CfP: Traversing the Gap: Relevance as a Transformative Force at Sites of Public Memory (Event: 06/2019, NY); DL: 31.12.2018

National September 11 Memorial & Museum; 2nd Andrew W. Mellon Conference 2019

Time: June 19-21, 2019
Venue: National September 11 Memorial & Museum, New York
Proposals by: 31.12.2018

As time passes between the September 11, 2001 attacks on the World Trade Center and the present, efforts to engage the public in the process of constructing and making sense of the events—as well as their relationship to them—becomes increasingly difficult. Time distances visitors and those who work on memory-related initiatives from communal traumas and the historic sites that commemorate them, interfering with processes of understanding and empathy. Due to this phenomenon, the conference explores the concept of „relevance,“ as a state of staying connected to a communal trauma to educate, foster growth, and encourage empathy. In such a way, memorials, museums, and historic sites become not only places of honoring victims but also places that support transformation at the individual and cultural levels.

Located in the 9/11 Memorial & Museum, the conference will be an interdisciplinary exploration of „relevance.“ According to some scholars and museum professionals, relevance is an internal, cognitive process that activates prior knowledge or helps witnesses identify commonalities between their personal histories and the histories of those victimized or affected by historical violence. This process of activation can be a socially-mediated experience, occurring in interactions within people and communities (Nielsen, 2014).

Not everyone agrees, however, on this understanding of relevance. Some museum professionals and theorists prefer to call the approach outlined above as „familiarity,“ and instead define relevance as an unleashing of new modes and understandings among audiences who may not initially identify with the content or setting (Simon, 2016). In this sense, sites of public memory invite visitors into an encounter with narratives that have the potential to transform the self and relations with others (Ellsworth, 2005). Within memorial and museum environments, audiences confront histories and lives radically different from their lived experiences. Opportunities arise for awareness, new learning, and activism across gaps of time and social location, such as race, gender, ability, and sexuality (Hooper-Greenhill, 2007; Rose, 2016; Simon, 2014). Regardless of the tactics or the pathways in which relevance emerges for audiences, we take interest in relevance as an endeavor to make sense of life events and the self, as the thinking and feeling undertaken to better understand the present world and the recent past.

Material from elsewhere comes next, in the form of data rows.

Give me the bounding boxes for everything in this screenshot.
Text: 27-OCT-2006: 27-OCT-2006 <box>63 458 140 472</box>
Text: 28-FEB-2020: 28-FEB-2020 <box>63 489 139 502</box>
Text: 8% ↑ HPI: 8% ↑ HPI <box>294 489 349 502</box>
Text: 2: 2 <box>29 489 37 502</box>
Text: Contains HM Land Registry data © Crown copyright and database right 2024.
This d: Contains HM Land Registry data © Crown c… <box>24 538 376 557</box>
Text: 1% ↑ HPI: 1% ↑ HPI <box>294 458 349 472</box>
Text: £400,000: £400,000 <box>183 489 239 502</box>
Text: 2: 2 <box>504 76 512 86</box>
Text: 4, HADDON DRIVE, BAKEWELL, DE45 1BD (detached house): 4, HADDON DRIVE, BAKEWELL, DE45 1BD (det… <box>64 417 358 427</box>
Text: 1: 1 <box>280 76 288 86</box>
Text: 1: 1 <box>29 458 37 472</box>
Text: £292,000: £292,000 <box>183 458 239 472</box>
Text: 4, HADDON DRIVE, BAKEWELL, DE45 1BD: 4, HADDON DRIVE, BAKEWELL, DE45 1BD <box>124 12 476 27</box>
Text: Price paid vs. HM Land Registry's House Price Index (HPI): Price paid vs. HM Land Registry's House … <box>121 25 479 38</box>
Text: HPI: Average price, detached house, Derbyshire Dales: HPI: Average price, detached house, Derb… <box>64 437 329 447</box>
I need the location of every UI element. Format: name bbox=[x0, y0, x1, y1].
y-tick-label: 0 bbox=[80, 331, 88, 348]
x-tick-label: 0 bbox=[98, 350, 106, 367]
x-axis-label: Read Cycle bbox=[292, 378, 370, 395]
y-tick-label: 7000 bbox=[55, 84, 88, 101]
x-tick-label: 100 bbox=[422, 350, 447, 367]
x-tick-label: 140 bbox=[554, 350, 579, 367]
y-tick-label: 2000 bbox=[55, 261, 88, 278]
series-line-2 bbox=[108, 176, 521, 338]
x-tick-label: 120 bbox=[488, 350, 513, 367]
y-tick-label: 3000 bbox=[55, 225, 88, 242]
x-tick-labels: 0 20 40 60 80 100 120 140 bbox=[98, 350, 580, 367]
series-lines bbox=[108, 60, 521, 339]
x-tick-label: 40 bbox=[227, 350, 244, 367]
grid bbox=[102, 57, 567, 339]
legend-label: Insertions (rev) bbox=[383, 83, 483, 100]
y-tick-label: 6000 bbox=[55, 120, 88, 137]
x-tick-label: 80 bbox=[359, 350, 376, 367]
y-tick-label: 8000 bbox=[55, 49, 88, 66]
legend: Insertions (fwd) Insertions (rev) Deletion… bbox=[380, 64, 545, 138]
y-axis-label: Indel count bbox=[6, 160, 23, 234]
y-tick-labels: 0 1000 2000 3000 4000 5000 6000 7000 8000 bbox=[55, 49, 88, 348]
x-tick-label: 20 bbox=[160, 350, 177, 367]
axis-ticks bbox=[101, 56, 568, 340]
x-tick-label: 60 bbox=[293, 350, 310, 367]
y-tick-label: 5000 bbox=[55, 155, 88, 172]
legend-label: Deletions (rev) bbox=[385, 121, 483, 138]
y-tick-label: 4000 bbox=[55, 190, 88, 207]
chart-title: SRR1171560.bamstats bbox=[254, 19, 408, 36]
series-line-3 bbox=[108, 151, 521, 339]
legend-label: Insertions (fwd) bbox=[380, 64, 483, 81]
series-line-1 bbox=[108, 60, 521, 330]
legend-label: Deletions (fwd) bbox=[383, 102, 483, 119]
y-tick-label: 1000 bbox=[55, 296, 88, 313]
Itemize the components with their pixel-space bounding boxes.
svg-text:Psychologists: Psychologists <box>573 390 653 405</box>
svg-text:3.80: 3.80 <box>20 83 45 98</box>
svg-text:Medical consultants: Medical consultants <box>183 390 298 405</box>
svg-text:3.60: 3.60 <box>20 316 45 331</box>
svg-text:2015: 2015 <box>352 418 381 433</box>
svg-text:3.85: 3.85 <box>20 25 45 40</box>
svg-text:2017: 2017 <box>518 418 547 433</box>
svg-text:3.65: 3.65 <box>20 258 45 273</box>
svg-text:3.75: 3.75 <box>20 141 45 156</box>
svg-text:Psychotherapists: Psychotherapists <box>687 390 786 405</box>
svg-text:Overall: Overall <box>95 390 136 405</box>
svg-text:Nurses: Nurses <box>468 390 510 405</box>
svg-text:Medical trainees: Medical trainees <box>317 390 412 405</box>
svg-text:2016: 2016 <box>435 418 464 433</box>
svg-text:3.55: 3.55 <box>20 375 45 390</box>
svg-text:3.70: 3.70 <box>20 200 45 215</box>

Paper and workshop proposals are encouraged to explore this issue of relevance, examining the cultural institutions, educational interventions, theoretical models, archives, bodies, and texts that contend with cultivating connectivity, interaction, and meaningful engagement with a wide range of audiences. Central questions for inquiry include:

  • How do sites of public memory both consider and cultivate „relevance“ in their audiences?
  • What kinds of theoretical models are needed to frame and analyze relevance at sites of public memory?
  • What strategies do these sites use to understand their audiences? How do these understandings drive content or exhibitions at the site?

The organizers invite paper and panel proposals from scholars, practitioners, museum professionals, and graduate students who can speak to the conference theme. Please send an abstract of no more than 300 words and CV to the conference organizers (Stephanie Arel and Cathlin Goulding) at 2019conference@911memorial.org by December 31, 2018.

Panel proposals should include an additional abstract for the theme of the panel. Some financial assistance will be available to help offset the cost of attendance. Selected papers may be included in a follow-up edited volume.

Featured Keynotes include:

  • Adam Brown, Associate Professor, Department of Psychology, New School for Social Research; Adjunct Assistant Professor, Department of Psychiatry, New York University School of Medicine
  • Lisa Yun Lee, Associate Professor of Art History and Gender and Women’s Studies at the University of Illinois at Chicago; Director of the National Public Housing Museum
  • Karen Till, Professor of Geography at Maynooth University; Director of the Mapping Spectral Traces Network

References
Ellsworth, E. (2005). Places of learning: Media, architecture, pedagogy. New York, NY: Routledge.
Hooper-Greenhill, E. (2007). Museums and education: Purpose, pedagogy, performance. New York, NY: Routledge.
Nielsen, J. K. (2015). The relevant museum: Defining relevance in museological practices. Museum Management and Curatorship, 30(5), 364-378.
Rose, J. (2016). Interpreting difficult history at museums and historic sites (Vol. 7). Lanham, MD: Rowman & Littlefield.
Simon, N. (2016). The art of relevance. Santa Cruz, CA: Museum 2.0. Retrieved from http://www.artofrelevance.org/read-online/
Simon, R. I. (2014). A pedagogy of witnessing: Curatorial practice and the pursuit of social justice. Albany, NY: SUNY Press.